Ivermectin/Pyrantel Pamoate

Ivermectin/Pyrantel Pamoate Adverse Event Insights

The FDA Center for Veterinary Medicine database currently holds 135 adverse event reports referencing Ivermectin/Pyrantel Pamoate, including 4 reports in which the animal died — a 300.0% case-fatality figure among reported events only, not a population-level mortality rate. Active ingredient on file: Ivermectin/Pyrantel Pamoate. Reported administration routes include Oral, Unknown. These numbers reflect voluntary submissions from pet owners, veterinarians, and manufacturers and therefore under-represent mild events and over-represent severe ones — a pattern the FDA has documented repeatedly for pharmacovigilance datasets.

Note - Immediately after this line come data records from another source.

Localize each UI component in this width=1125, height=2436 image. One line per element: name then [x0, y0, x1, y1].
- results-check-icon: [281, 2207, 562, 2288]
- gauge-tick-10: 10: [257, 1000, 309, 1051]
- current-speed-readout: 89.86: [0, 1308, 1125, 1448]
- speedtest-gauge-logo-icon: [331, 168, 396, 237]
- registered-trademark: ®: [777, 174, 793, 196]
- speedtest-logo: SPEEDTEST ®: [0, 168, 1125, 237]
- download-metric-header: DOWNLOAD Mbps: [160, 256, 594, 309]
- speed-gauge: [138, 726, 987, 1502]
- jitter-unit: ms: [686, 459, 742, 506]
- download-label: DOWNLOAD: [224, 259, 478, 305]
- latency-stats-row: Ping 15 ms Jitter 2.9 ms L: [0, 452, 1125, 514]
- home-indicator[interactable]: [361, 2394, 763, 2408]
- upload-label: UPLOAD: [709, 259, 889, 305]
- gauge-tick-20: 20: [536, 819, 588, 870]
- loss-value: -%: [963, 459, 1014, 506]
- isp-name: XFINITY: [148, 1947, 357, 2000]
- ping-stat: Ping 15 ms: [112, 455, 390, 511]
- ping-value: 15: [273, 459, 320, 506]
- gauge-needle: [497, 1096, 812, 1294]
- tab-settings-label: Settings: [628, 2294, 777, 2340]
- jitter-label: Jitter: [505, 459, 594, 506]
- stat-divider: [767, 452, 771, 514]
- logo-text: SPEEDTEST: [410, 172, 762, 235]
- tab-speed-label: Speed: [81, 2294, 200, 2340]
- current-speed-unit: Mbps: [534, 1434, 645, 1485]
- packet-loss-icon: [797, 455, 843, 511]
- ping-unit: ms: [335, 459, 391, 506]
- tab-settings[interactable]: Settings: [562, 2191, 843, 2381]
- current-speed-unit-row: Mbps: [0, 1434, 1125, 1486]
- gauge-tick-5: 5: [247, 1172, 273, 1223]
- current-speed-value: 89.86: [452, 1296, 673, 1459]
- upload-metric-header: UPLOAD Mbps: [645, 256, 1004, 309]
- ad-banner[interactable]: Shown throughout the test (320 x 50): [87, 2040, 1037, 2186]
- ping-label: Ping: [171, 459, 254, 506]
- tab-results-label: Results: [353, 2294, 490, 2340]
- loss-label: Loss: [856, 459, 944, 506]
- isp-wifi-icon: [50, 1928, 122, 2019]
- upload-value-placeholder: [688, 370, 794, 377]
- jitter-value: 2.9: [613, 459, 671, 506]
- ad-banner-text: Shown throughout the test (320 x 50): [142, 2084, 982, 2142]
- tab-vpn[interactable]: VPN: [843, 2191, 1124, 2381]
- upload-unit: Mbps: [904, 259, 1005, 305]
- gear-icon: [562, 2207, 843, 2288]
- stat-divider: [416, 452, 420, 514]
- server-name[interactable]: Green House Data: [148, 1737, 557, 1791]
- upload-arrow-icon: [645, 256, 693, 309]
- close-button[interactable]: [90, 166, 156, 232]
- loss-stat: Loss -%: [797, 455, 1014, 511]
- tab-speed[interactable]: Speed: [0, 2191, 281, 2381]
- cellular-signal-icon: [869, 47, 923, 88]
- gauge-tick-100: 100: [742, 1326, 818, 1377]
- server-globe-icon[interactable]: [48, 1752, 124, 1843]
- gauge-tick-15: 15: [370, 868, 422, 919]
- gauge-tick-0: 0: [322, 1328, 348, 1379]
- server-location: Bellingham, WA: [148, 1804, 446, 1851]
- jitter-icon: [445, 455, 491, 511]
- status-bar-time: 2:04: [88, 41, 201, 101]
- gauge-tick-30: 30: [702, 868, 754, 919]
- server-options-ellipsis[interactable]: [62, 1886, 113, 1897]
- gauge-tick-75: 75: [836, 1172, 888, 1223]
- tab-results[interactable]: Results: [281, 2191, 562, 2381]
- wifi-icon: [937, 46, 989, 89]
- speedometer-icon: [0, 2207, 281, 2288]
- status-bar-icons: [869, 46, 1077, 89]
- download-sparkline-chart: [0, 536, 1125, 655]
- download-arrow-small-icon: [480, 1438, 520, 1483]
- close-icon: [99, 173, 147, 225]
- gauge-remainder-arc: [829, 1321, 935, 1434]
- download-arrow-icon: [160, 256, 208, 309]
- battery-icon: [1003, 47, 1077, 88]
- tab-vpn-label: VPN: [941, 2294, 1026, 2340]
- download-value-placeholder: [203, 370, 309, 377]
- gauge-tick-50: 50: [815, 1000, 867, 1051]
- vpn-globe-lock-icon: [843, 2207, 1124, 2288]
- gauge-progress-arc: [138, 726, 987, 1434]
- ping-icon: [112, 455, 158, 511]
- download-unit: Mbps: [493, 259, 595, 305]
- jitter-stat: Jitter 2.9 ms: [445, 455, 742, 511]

The species most frequently named in Ivermectin/Pyrantel Pamoate reports are Dog (135 reports), with Dog accounting for the largest share. Within those species, Retriever - Labrador (23), Crossbred Canine/dog (13), Shepherd Dog - German (9) appear most often — though breed popularity and ownership density shape these counts as much as any drug-specific sensitivity. This distribution matters because the same active ingredient can behave very differently across body sizes, ages, and species physiology.

The most commonly reported clinical signs associated with Ivermectin/Pyrantel Pamoate are INEFFECTIVE, HEARTWORM LARVAE (49), Lack of efficacy (endoparasite) - heartworm (13), Diarrhoea (12), INEFFECTIVE, HOOKS (12). Of the 135 reports with a coded outcome, Outcome Unknown is the leading category at 39.3%. Because FDA adverse event data describes correlation rather than causation, these figures are best used to frame informed questions with a veterinarian and to compare reporting patterns across related products — not as a standalone safety verdict on Ivermectin/Pyrantel Pamoate.